As an undergraduate, J. R. R. Tolkien took in his hands an Old English religious poem preserved in the Exeter Book called Crist. It is a poem in three parts, on the Advent, Ascension, and Last Judgment respectively. Tolkien’s heart was sparked by some verses (lines 103-4) on the Advent:
Eala earendel engla beorhtast Hail Earendel, brightest of angels
Ofer middangeard monnum sended above the middle-earth sent unto men
Tolkien thought of Earendel as John the Baptist, but in the sense of brilliant light Earendel must have pointed to a star, Venus, that brightly shines before the dawn. Something changed in his heart: something remote, preserved in language, awakened. The veil of a lost world became thinner. It was the encounter with an ancient intervention of God in the human world, a strong poiesis telling that, though always in a fallen world, the human being has never been alone.
Here we have a whole theology: man in a mortal (middle) world, an untouchable beauty above it, and most importantly: the light, from another place, from another realm, sent. These motives were made new with Christ. They expanded and acquired their full meaning while their primary sense became clearer: there has always been a continuum of the divine design, light from the Light has never ceased to illuminate the way – hope beyond hope was given until the coming of the Redeemer.
As the Gospels tell, the Light came to us in this world ruled by the Prince of Darkness. Evil was defeated; Death, conquered. But the world remains dark and man still dwells there. Now, while preparing for the parousia and remembering the birth of the Light among men, it is important to bear in mind the divine mediation from the beginning to the end of time. And here comes Tolkien again.

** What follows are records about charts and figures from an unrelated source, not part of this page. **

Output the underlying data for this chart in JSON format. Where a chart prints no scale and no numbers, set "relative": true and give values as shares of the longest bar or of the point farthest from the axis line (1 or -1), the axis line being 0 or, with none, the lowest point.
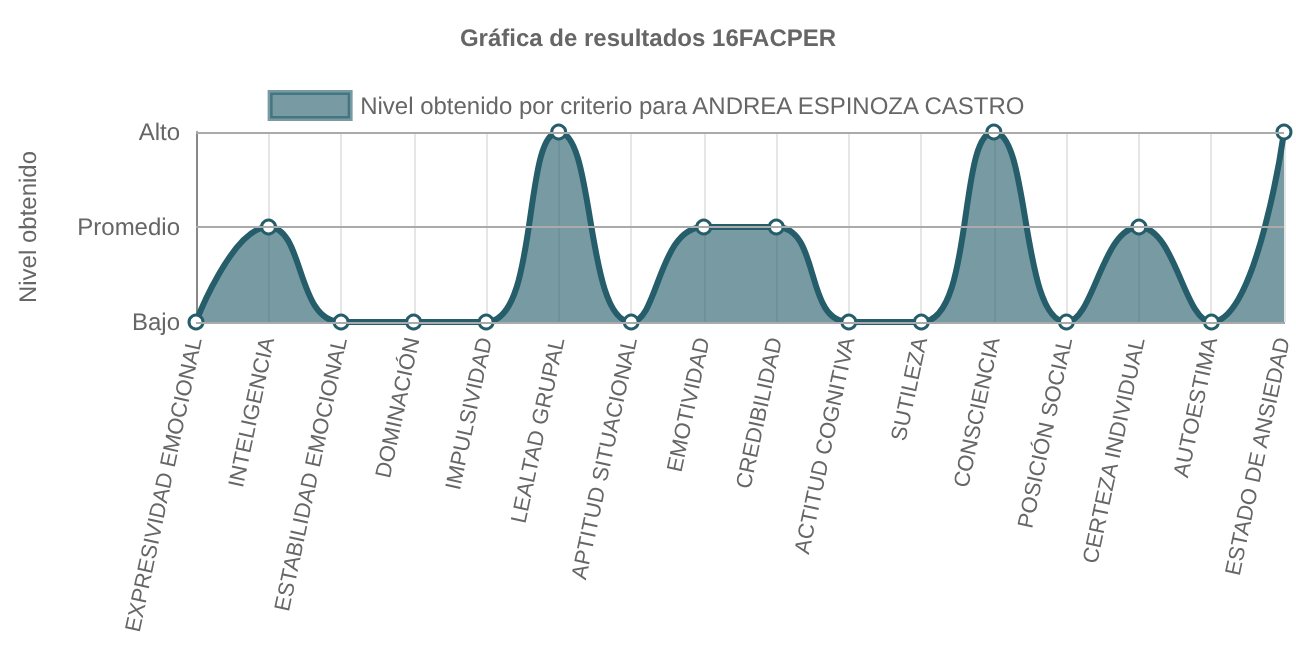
{
  "chart_data": {
    "type": "area",
    "title": "Gráfica de resultados 16FACPER",
    "ylabel": "Nivel obtenido",
    "categories": [
      "EXPRESIVIDAD EMOCIONAL",
      "INTELIGENCIA",
      "ESTABILIDAD EMOCIONAL",
      "DOMINACIÓN",
      "IMPULSIVIDAD",
      "LEALTAD GRUPAL",
      "APTITUD SITUACIONAL",
      "EMOTIVIDAD",
      "CREDIBILIDAD",
      "ACTITUD COGNITIVA",
      "SUTILEZA",
      "CONSCIENCIA",
      "POSICIÓN SOCIAL",
      "CERTEZA INDIVIDUAL",
      "AUTOESTIMA",
      "ESTADO DE ANSIEDAD"
    ],
    "series": [
      {
        "name": "Nivel obtenido por criterio para ANDREA ESPINOZA CASTRO",
        "color": "#255e6a",
        "values": [
          0,
          0.5,
          0,
          0,
          0,
          1,
          0,
          0.5,
          0.5,
          0,
          0,
          1,
          0,
          0.5,
          0,
          1
        ]
      }
    ],
    "relative": true,
    "ref_lines": [
      {
        "axis": "y",
        "value": 0,
        "label": "Bajo"
      },
      {
        "axis": "y",
        "value": 0.5,
        "label": "Promedio"
      },
      {
        "axis": "y",
        "value": 1,
        "label": "Alto"
      }
    ],
    "grid": "x",
    "legend": "top",
    "marker": "circle",
    "line_style": "solid"
  }
}
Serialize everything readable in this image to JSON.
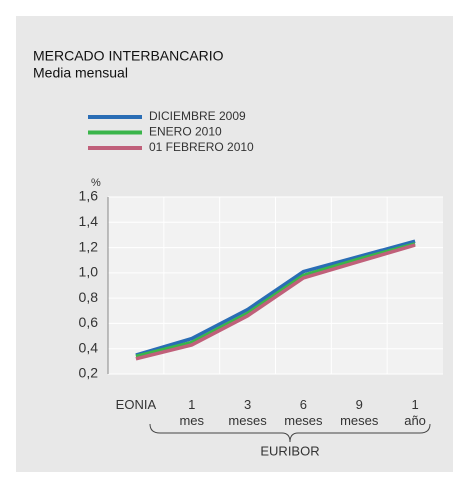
{
  "chart_data": {
    "type": "line",
    "title": "MERCADO INTERBANCARIO",
    "subtitle": "Media mensual",
    "y_unit": "%",
    "group_label": "EURIBOR",
    "categories": [
      "EONIA",
      "1 mes",
      "3 meses",
      "6 meses",
      "9 meses",
      "1 año"
    ],
    "series": [
      {
        "name": "DICIEMBRE 2009",
        "color": "#2a6db5",
        "values": [
          0.35,
          0.48,
          0.71,
          1.01,
          1.13,
          1.25
        ]
      },
      {
        "name": "ENERO 2010",
        "color": "#3ab54a",
        "values": [
          0.34,
          0.45,
          0.68,
          0.98,
          1.11,
          1.23
        ]
      },
      {
        "name": "01 FEBRERO 2010",
        "color": "#c0607a",
        "values": [
          0.32,
          0.43,
          0.66,
          0.96,
          1.09,
          1.22
        ]
      }
    ],
    "ylim": [
      0.2,
      1.6
    ],
    "yticks": [
      {
        "value": 0.2,
        "label": "0,2"
      },
      {
        "value": 0.4,
        "label": "0,4"
      },
      {
        "value": 0.6,
        "label": "0,6"
      },
      {
        "value": 0.8,
        "label": "0,8"
      },
      {
        "value": 1.0,
        "label": "1,0"
      },
      {
        "value": 1.2,
        "label": "1,2"
      },
      {
        "value": 1.4,
        "label": "1,4"
      },
      {
        "value": 1.6,
        "label": "1,6"
      }
    ],
    "grid": true
  }
}
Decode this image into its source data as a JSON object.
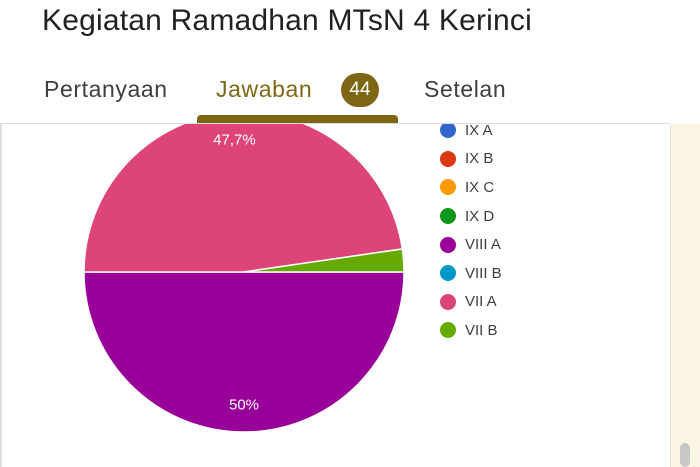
{
  "form_title": "Kegiatan Ramadhan MTsN 4 Kerinci",
  "tabs": {
    "questions": "Pertanyaan",
    "responses": "Jawaban",
    "response_count": "44",
    "settings": "Setelan"
  },
  "accent_color": "#7d6714",
  "chart_data": {
    "type": "pie",
    "labels": [
      "IX A",
      "IX B",
      "IX C",
      "IX D",
      "VIII A",
      "VIII B",
      "VII A",
      "VII B"
    ],
    "values": [
      0,
      0,
      0,
      0,
      50,
      0,
      47.7,
      2.3
    ],
    "data_labels": [
      "",
      "",
      "",
      "",
      "50%",
      "",
      "47,7%",
      ""
    ],
    "colors": [
      "#3366cc",
      "#dc3912",
      "#ff9900",
      "#109618",
      "#990099",
      "#0099c6",
      "#dd4477",
      "#66aa00"
    ],
    "legend_position": "right"
  }
}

On Christmas Eve of the year 1965, Clyde S. Kilby, who had offered to assist Tolkien during the summer of the next year in preparing the material for the publishable Silmarillion, received a letter of gratitude from Tolkien. There he found this beautiful blessing (1976: 57):
“I hope that perhaps this may reach you at or about Christmas. ‘Lux fulgebat super nos. Ëalä Eärendel engla beorhtast ofer middengeard monnum sended’. Cynewulf’s words from which ultimately sprang the whole of my mythology.”

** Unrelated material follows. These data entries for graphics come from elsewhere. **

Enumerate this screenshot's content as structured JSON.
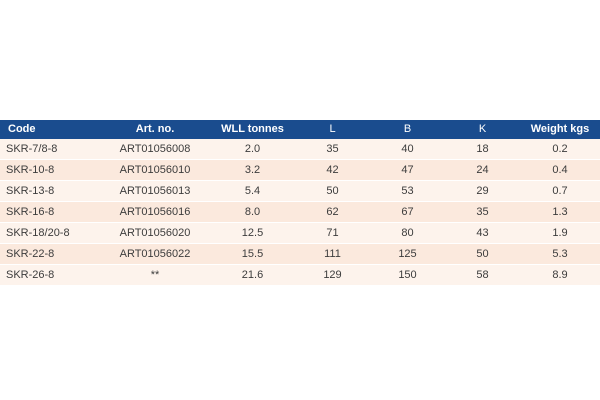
{
  "table": {
    "headers": [
      "Code",
      "Art. no.",
      "WLL tonnes",
      "L",
      "B",
      "K",
      "Weight kgs"
    ],
    "rows": [
      [
        "SKR-7/8-8",
        "ART01056008",
        "2.0",
        "35",
        "40",
        "18",
        "0.2"
      ],
      [
        "SKR-10-8",
        "ART01056010",
        "3.2",
        "42",
        "47",
        "24",
        "0.4"
      ],
      [
        "SKR-13-8",
        "ART01056013",
        "5.4",
        "50",
        "53",
        "29",
        "0.7"
      ],
      [
        "SKR-16-8",
        "ART01056016",
        "8.0",
        "62",
        "67",
        "35",
        "1.3"
      ],
      [
        "SKR-18/20-8",
        "ART01056020",
        "12.5",
        "71",
        "80",
        "43",
        "1.9"
      ],
      [
        "SKR-22-8",
        "ART01056022",
        "15.5",
        "111",
        "125",
        "50",
        "5.3"
      ],
      [
        "SKR-26-8",
        "**",
        "21.6",
        "129",
        "150",
        "58",
        "8.9"
      ]
    ]
  },
  "colors": {
    "header_bg": "#1a4c8e",
    "header_text": "#ffffff",
    "row_odd": "#fdf3ec",
    "row_even": "#fbe9dd"
  }
}
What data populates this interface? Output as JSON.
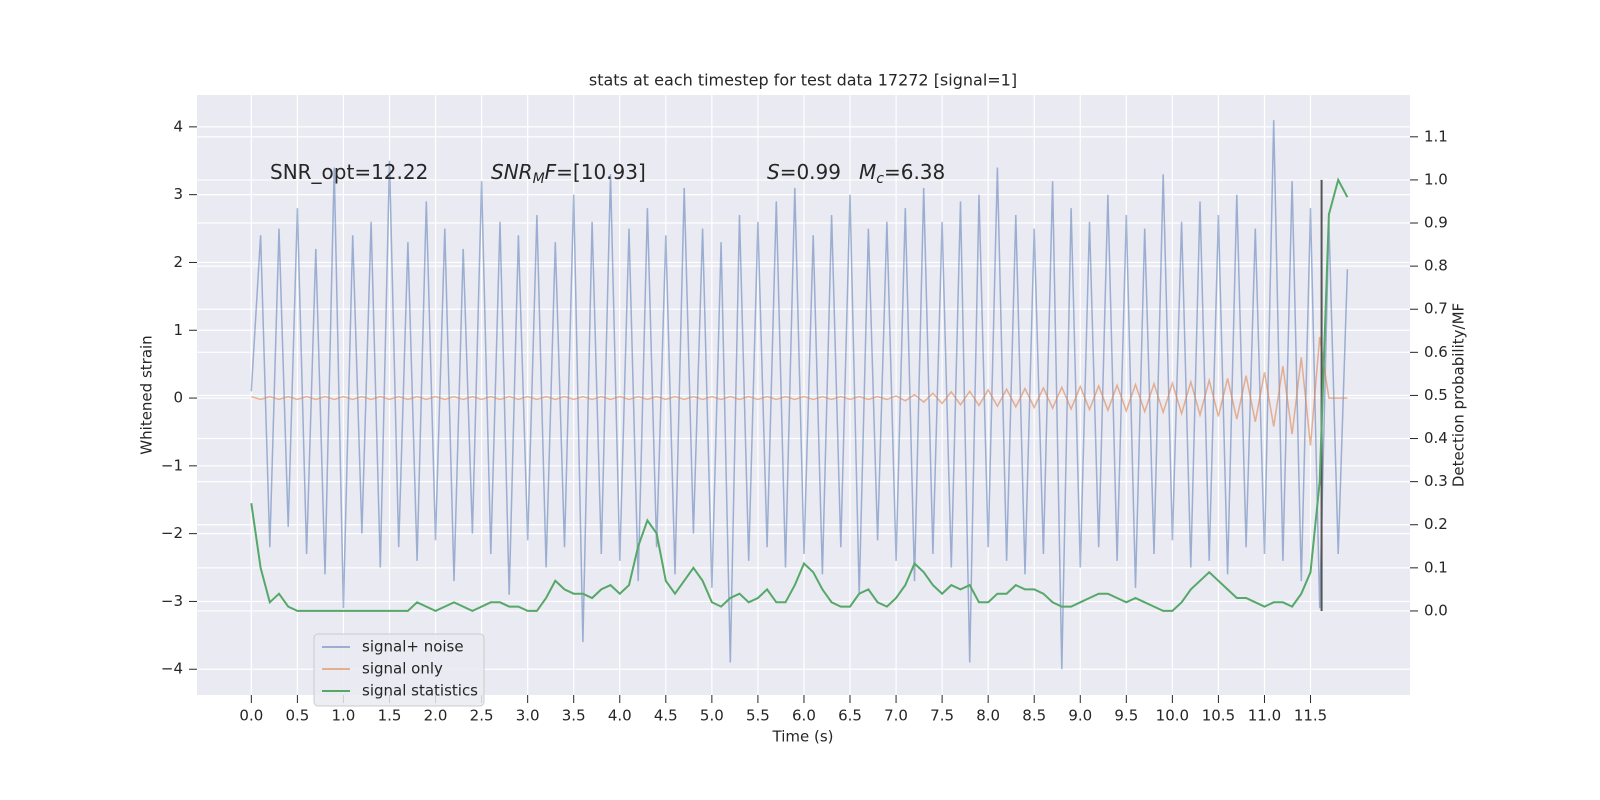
{
  "chart_data": {
    "type": "line",
    "title": "stats at each timestep for test data 17272 [signal=1]",
    "xlabel": "Time (s)",
    "ylabel": "Whitened strain",
    "y2label": "Detection probability/MF",
    "xlim": [
      -0.59,
      12.58
    ],
    "ylim": [
      -4.38,
      4.47
    ],
    "y2lim": [
      -0.195,
      1.197
    ],
    "xticks": [
      {
        "value": 0,
        "label": "0.0"
      },
      0.5,
      {
        "value": 1,
        "label": "1.0"
      },
      1.5,
      {
        "value": 2,
        "label": "2.0"
      },
      2.5,
      {
        "value": 3,
        "label": "3.0"
      },
      3.5,
      {
        "value": 4,
        "label": "4.0"
      },
      4.5,
      {
        "value": 5,
        "label": "5.0"
      },
      5.5,
      {
        "value": 6,
        "label": "6.0"
      },
      6.5,
      {
        "value": 7,
        "label": "7.0"
      },
      7.5,
      {
        "value": 8,
        "label": "8.0"
      },
      8.5,
      {
        "value": 9,
        "label": "9.0"
      },
      9.5,
      {
        "value": 10,
        "label": "10.0"
      },
      10.5,
      {
        "value": 11,
        "label": "11.0"
      },
      11.5
    ],
    "yticks": [
      {
        "value": -4,
        "label": "−4"
      },
      {
        "value": -3,
        "label": "−3"
      },
      {
        "value": -2,
        "label": "−2"
      },
      {
        "value": -1,
        "label": "−1"
      },
      0,
      1,
      2,
      3,
      4
    ],
    "y2ticks": [
      {
        "value": 0,
        "label": "0.0"
      },
      0.1,
      0.2,
      0.3,
      0.4,
      0.5,
      0.6,
      0.7,
      0.8,
      0.9,
      {
        "value": 1,
        "label": "1.0"
      },
      1.1
    ],
    "grid": true,
    "legend": "lower left",
    "x": [
      0.0,
      0.1,
      0.2,
      0.3,
      0.4,
      0.5,
      0.6,
      0.7,
      0.8,
      0.9,
      1.0,
      1.1,
      1.2,
      1.3,
      1.4,
      1.5,
      1.6,
      1.7,
      1.8,
      1.9,
      2.0,
      2.1,
      2.2,
      2.3,
      2.4,
      2.5,
      2.6,
      2.7,
      2.8,
      2.9,
      3.0,
      3.1,
      3.2,
      3.3,
      3.4,
      3.5,
      3.6,
      3.7,
      3.8,
      3.9,
      4.0,
      4.1,
      4.2,
      4.3,
      4.4,
      4.5,
      4.6,
      4.7,
      4.8,
      4.9,
      5.0,
      5.1,
      5.2,
      5.3,
      5.4,
      5.5,
      5.6,
      5.7,
      5.8,
      5.9,
      6.0,
      6.1,
      6.2,
      6.3,
      6.4,
      6.5,
      6.6,
      6.7,
      6.8,
      6.9,
      7.0,
      7.1,
      7.2,
      7.3,
      7.4,
      7.5,
      7.6,
      7.7,
      7.8,
      7.9,
      8.0,
      8.1,
      8.2,
      8.3,
      8.4,
      8.5,
      8.6,
      8.7,
      8.8,
      8.9,
      9.0,
      9.1,
      9.2,
      9.3,
      9.4,
      9.5,
      9.6,
      9.7,
      9.8,
      9.9,
      10.0,
      10.1,
      10.2,
      10.3,
      10.4,
      10.5,
      10.6,
      10.7,
      10.8,
      10.9,
      11.0,
      11.1,
      11.2,
      11.3,
      11.4,
      11.5,
      11.6,
      11.7,
      11.8,
      11.9
    ],
    "series": [
      {
        "name": "signal+ noise",
        "color": "#4c72b0",
        "opacity": 0.5,
        "values": [
          0.1,
          2.4,
          -2.2,
          2.5,
          -1.9,
          2.8,
          -2.3,
          2.2,
          -2.6,
          3.4,
          -3.1,
          2.4,
          -2.0,
          2.6,
          -2.5,
          3.5,
          -2.2,
          2.3,
          -2.4,
          2.9,
          -2.1,
          2.5,
          -2.7,
          2.2,
          -2.0,
          3.2,
          -2.3,
          2.6,
          -2.9,
          2.4,
          -2.1,
          2.7,
          -2.5,
          2.3,
          -2.2,
          3.0,
          -3.6,
          2.6,
          -2.3,
          3.3,
          -2.4,
          2.5,
          -2.7,
          2.8,
          -2.2,
          2.4,
          -2.6,
          3.1,
          -2.0,
          2.5,
          -2.8,
          2.3,
          -3.9,
          2.7,
          -2.4,
          2.6,
          -2.2,
          2.9,
          -2.5,
          3.1,
          -2.3,
          2.4,
          -2.6,
          2.7,
          -2.2,
          3.0,
          -2.9,
          2.5,
          -2.1,
          2.6,
          -2.4,
          2.8,
          -2.7,
          3.1,
          -2.3,
          2.6,
          -2.5,
          2.9,
          -3.9,
          3.0,
          -2.2,
          3.4,
          -2.4,
          2.7,
          -2.6,
          2.5,
          -2.3,
          3.2,
          -4.0,
          2.8,
          -2.5,
          2.6,
          -2.2,
          3.0,
          -2.4,
          2.7,
          -2.8,
          2.5,
          -2.3,
          3.3,
          -2.1,
          2.6,
          -2.5,
          2.9,
          -2.4,
          2.7,
          -2.6,
          3.0,
          -2.2,
          2.5,
          -2.3,
          4.1,
          -2.4,
          3.2,
          -2.7,
          2.8,
          -3.1,
          2.6,
          -2.3,
          1.9
        ]
      },
      {
        "name": "signal only",
        "color": "#dd8452",
        "opacity": 0.6,
        "values": [
          0.02,
          -0.02,
          0.02,
          -0.02,
          0.02,
          -0.02,
          0.02,
          -0.02,
          0.02,
          -0.02,
          0.02,
          -0.02,
          0.02,
          -0.02,
          0.02,
          -0.02,
          0.02,
          -0.02,
          0.02,
          -0.02,
          0.02,
          -0.02,
          0.02,
          -0.02,
          0.02,
          -0.02,
          0.02,
          -0.02,
          0.02,
          -0.02,
          0.02,
          -0.02,
          0.02,
          -0.02,
          0.02,
          -0.02,
          0.02,
          -0.02,
          0.02,
          -0.02,
          0.02,
          -0.02,
          0.02,
          -0.02,
          0.02,
          -0.02,
          0.02,
          -0.02,
          0.02,
          -0.02,
          0.02,
          -0.02,
          0.02,
          -0.02,
          0.02,
          -0.02,
          0.02,
          -0.02,
          0.02,
          -0.02,
          0.02,
          -0.02,
          0.02,
          -0.02,
          0.02,
          -0.02,
          0.02,
          -0.02,
          0.02,
          -0.02,
          0.03,
          -0.04,
          0.05,
          -0.06,
          0.07,
          -0.08,
          0.09,
          -0.1,
          0.1,
          -0.11,
          0.12,
          -0.12,
          0.13,
          -0.13,
          0.14,
          -0.14,
          0.15,
          -0.15,
          0.16,
          -0.16,
          0.17,
          -0.17,
          0.18,
          -0.18,
          0.19,
          -0.19,
          0.2,
          -0.2,
          0.21,
          -0.21,
          0.22,
          -0.23,
          0.24,
          -0.25,
          0.26,
          -0.27,
          0.29,
          -0.31,
          0.33,
          -0.35,
          0.38,
          -0.42,
          0.47,
          -0.53,
          0.6,
          -0.7,
          0.9,
          0,
          0,
          0
        ]
      },
      {
        "name": "signal statistics",
        "color": "#55a868",
        "opacity": 1,
        "axis": "y2",
        "values": [
          0.25,
          0.1,
          0.02,
          0.04,
          0.01,
          0.0,
          0.0,
          0.0,
          0.0,
          0.0,
          0.0,
          0.0,
          0.0,
          0.0,
          0.0,
          0.0,
          0.0,
          0.0,
          0.02,
          0.01,
          0.0,
          0.01,
          0.02,
          0.01,
          0.0,
          0.01,
          0.02,
          0.02,
          0.01,
          0.01,
          0.0,
          0.0,
          0.03,
          0.07,
          0.05,
          0.04,
          0.04,
          0.03,
          0.05,
          0.06,
          0.04,
          0.06,
          0.15,
          0.21,
          0.18,
          0.07,
          0.04,
          0.07,
          0.1,
          0.07,
          0.02,
          0.01,
          0.03,
          0.04,
          0.02,
          0.03,
          0.05,
          0.02,
          0.02,
          0.06,
          0.11,
          0.09,
          0.05,
          0.02,
          0.01,
          0.01,
          0.04,
          0.05,
          0.02,
          0.01,
          0.03,
          0.06,
          0.11,
          0.09,
          0.06,
          0.04,
          0.06,
          0.05,
          0.06,
          0.02,
          0.02,
          0.04,
          0.04,
          0.06,
          0.05,
          0.05,
          0.04,
          0.02,
          0.01,
          0.01,
          0.02,
          0.03,
          0.04,
          0.04,
          0.03,
          0.02,
          0.03,
          0.02,
          0.01,
          0.0,
          0.0,
          0.02,
          0.05,
          0.07,
          0.09,
          0.07,
          0.05,
          0.03,
          0.03,
          0.02,
          0.01,
          0.02,
          0.02,
          0.01,
          0.04,
          0.09,
          0.3,
          0.92,
          1.0,
          0.96
        ]
      }
    ],
    "vline": {
      "x": 11.62,
      "y2": [
        0,
        1
      ],
      "color": "#555555"
    },
    "annotations": [
      {
        "parts": [
          {
            "text": "SNR_opt=12.22"
          }
        ]
      },
      {
        "parts": [
          {
            "text": "SNR",
            "italic": true
          },
          {
            "text": "M",
            "italic": true,
            "sub": true
          },
          {
            "text": "F",
            "italic": true
          },
          {
            "text": "=[10.93]"
          }
        ]
      },
      {
        "parts": [
          {
            "text": "S",
            "italic": true
          },
          {
            "text": "=0.99"
          }
        ]
      },
      {
        "parts": [
          {
            "text": "M",
            "italic": true
          },
          {
            "text": "c",
            "italic": true,
            "sub": true
          },
          {
            "text": "=6.38"
          }
        ]
      }
    ]
  }
}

Tolkien followers know well about Eärendil. But actually, the most interesting fact is that on another occasion Kilby asked Tolkien to translate those lines. And Tolkien told him:
“Here Eärendel, brightest of angels, sent from God to men.”

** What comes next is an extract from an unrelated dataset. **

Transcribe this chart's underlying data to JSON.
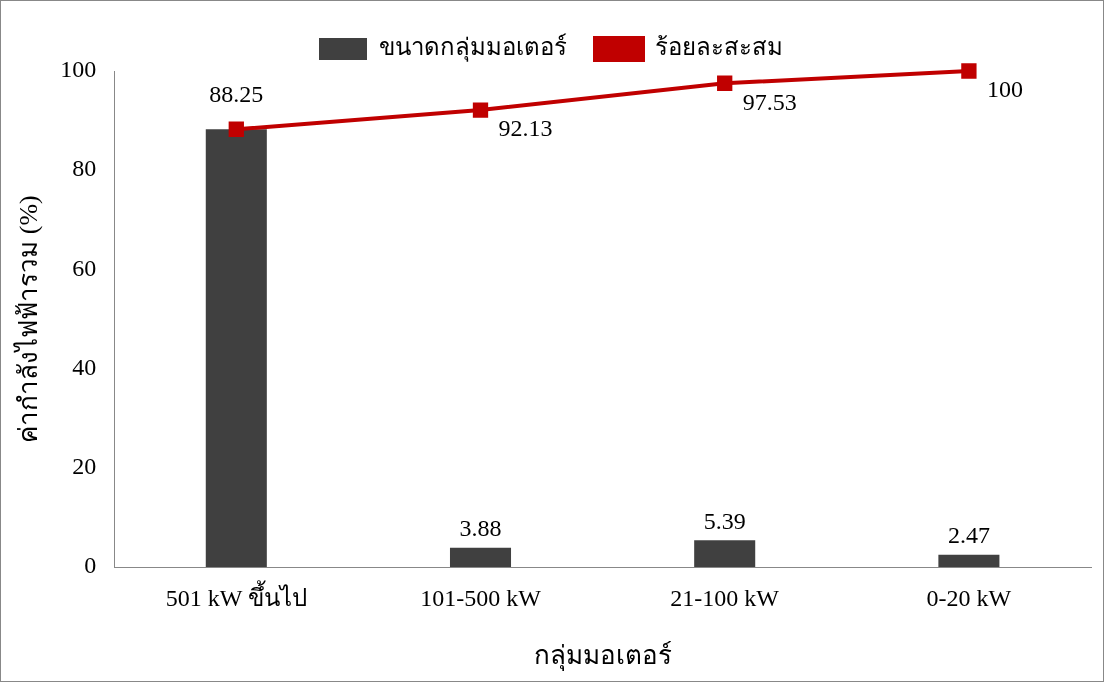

God’s eye has never failed to watch over the world. And never will. But it is important for today’s Christians to note that those before Revelation, even those before the First Alliance, did not live without support. And that we still dwell under the same stars.
References
Carpenter, Humphrey. J. R. R. Tolkien. A Biography. London: HarperCollins, 2000.
Gollancz, Israel (ed.). Cynewulf’s Christ: An Eighth Century English Epic. London: David Nutt, 1892.
Kilby, Clyde S. Tolkien & The Silmarillion. Wheaton, Illinois: Harold Shaw Publishers, 1976.